抖阴社区

BAB 53 | Dark Memories

1K 126 26
                                        

Dinginnya udara malam tetap berhasil menembus tubuh kokohnya meski ia sudah mengenakan jaket kulit hitam. Zein berdiri diam di tepi dermaga, tubuhnya tegap menyatu dengan bayang-bayang malam. Lampu kuning temaram memantulkan kilauan di atas genangan air jalanan. Sedangkan matanya yang tajam memindai setiap kontainer yang diangkat satu per satu oleh derek besar, bunyi logam beradu menggema di udara dingin yang berbau asin dan oli.

Hembusan napas panjang menguar. Asap tipis dari gulungan putih berisi nikotin di tangannya mengepul perlahan, menyatu dengan kabut malam, sementara gelombang kecil di bawahnya memecah dalam ritme pelan.
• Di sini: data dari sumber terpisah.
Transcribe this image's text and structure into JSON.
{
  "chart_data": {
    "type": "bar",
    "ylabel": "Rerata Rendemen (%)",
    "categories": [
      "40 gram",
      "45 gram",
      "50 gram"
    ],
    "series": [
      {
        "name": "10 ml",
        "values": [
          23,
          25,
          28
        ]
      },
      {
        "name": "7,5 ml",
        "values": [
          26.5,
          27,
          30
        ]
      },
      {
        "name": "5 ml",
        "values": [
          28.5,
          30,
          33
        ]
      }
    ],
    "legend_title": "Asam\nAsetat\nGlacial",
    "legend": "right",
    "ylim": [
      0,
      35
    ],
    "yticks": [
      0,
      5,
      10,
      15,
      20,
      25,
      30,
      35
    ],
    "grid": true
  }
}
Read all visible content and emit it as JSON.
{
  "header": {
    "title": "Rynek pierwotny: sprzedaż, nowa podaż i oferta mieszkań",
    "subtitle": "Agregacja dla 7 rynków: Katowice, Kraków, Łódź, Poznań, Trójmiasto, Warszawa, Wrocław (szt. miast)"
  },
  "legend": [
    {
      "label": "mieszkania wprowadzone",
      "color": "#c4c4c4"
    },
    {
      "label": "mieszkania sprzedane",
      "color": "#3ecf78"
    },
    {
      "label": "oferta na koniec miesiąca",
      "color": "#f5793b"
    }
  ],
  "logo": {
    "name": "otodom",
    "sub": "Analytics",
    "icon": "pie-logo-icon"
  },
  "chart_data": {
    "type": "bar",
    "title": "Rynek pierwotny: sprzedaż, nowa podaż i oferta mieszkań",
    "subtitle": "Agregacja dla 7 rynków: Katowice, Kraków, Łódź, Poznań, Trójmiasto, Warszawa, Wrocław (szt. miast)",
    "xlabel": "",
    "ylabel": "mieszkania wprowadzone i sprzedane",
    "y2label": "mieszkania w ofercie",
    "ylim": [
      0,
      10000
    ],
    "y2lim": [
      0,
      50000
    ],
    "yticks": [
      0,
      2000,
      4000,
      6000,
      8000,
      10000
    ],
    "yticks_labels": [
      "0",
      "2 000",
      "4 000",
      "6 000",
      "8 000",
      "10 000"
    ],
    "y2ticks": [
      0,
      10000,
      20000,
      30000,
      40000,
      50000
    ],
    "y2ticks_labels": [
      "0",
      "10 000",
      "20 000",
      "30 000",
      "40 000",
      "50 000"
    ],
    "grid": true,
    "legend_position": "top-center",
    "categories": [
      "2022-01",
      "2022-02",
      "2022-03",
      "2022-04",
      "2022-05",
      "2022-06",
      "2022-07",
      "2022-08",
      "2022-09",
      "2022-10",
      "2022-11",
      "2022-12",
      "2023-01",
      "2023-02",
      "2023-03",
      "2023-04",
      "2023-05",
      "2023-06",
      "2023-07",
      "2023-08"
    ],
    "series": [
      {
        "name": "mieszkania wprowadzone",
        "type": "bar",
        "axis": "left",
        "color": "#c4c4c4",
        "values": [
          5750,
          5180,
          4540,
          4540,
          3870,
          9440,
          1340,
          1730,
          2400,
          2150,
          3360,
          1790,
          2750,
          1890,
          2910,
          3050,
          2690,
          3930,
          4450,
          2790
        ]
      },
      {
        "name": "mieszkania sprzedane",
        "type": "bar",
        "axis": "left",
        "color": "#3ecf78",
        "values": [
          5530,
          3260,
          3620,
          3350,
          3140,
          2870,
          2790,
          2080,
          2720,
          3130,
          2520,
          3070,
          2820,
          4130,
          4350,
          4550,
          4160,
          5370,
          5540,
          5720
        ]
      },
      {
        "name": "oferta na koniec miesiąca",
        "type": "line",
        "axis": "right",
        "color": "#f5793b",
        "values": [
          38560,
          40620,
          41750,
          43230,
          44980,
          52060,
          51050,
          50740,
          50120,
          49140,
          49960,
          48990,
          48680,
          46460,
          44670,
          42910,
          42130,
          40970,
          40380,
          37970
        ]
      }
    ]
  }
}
Ada sesuatu di sini, pikirannya dipenuhi sesuatu yang lebih berat dari sekadar peti logam yang menggantung di udara.

Zein menatap wilayah laut yang gelap, kesadarannya semakin kabur, kembali ke masa lalu yang tak pernah benar-benar pergi dari ingatan.

Malam itu, langit sama gelapnya, dengan deru helikopter yang memekakkan telinga menggantikan suara logam kontainer di depannya sekarang. 

Tubuhnya yang lebih muda saat itu dipaksa berlutut di dek, tangan terikat disertai wajahnya yang lebam, keringat dingin bercucuran membasahi pelipis wajah serta punggung kekarnya. Sedangkan cucuran darah dari dadanya karena peluru yang masih menacap terus merembes dari sela-sela, menciptakan rasa nyeri yang teramat sangat menyiksa.

Tiga pria bersenjata berdiri mengelilinginya, setengah wajah mereka tertutup slayer, sedangkan sorot mata mereka dingin, tak memberi ruang bagi tawar-menawar. Bilah pisau dingin sempat menyentuh lehernya, mengancam jika ia melawan. Kemudian helikopter di atasnya mulai melayang rendah, kipasnya mencambuk angin laut hingga air memercik ke wajahnya sesaat.

Zein meronta, tapi tangan yang kuat mencengkeram lengannya seperti baja, menyeretnya tanpa ampun untuk masuk ke dalam helikopter. Ia tidak melakukan perlawanan karena tubuhnya dibuat tak berdaya hingga botnya menyeret di atas dek yang basah dengan merah darah, menciptakan derit tajam sebelum tubuhnya dilemparkan ke lantai logam dingin helikopter. Sampai akhirnya angin kipas berputar makin keras, membawa aroma garam laut dan oli yang menusuk hidung.

Di dalam helikopter, suasana tidak lebih baik, gelap, sesak, dan penuh dengan bayangan pria-pria berslayer hitam yang mengawasinya. Seseorang menekan punggungnya dengan sepatu, memaksa Zein untuk tetap tiarap, sementara lainnya mengikat kakinya dengan tali yang kasar.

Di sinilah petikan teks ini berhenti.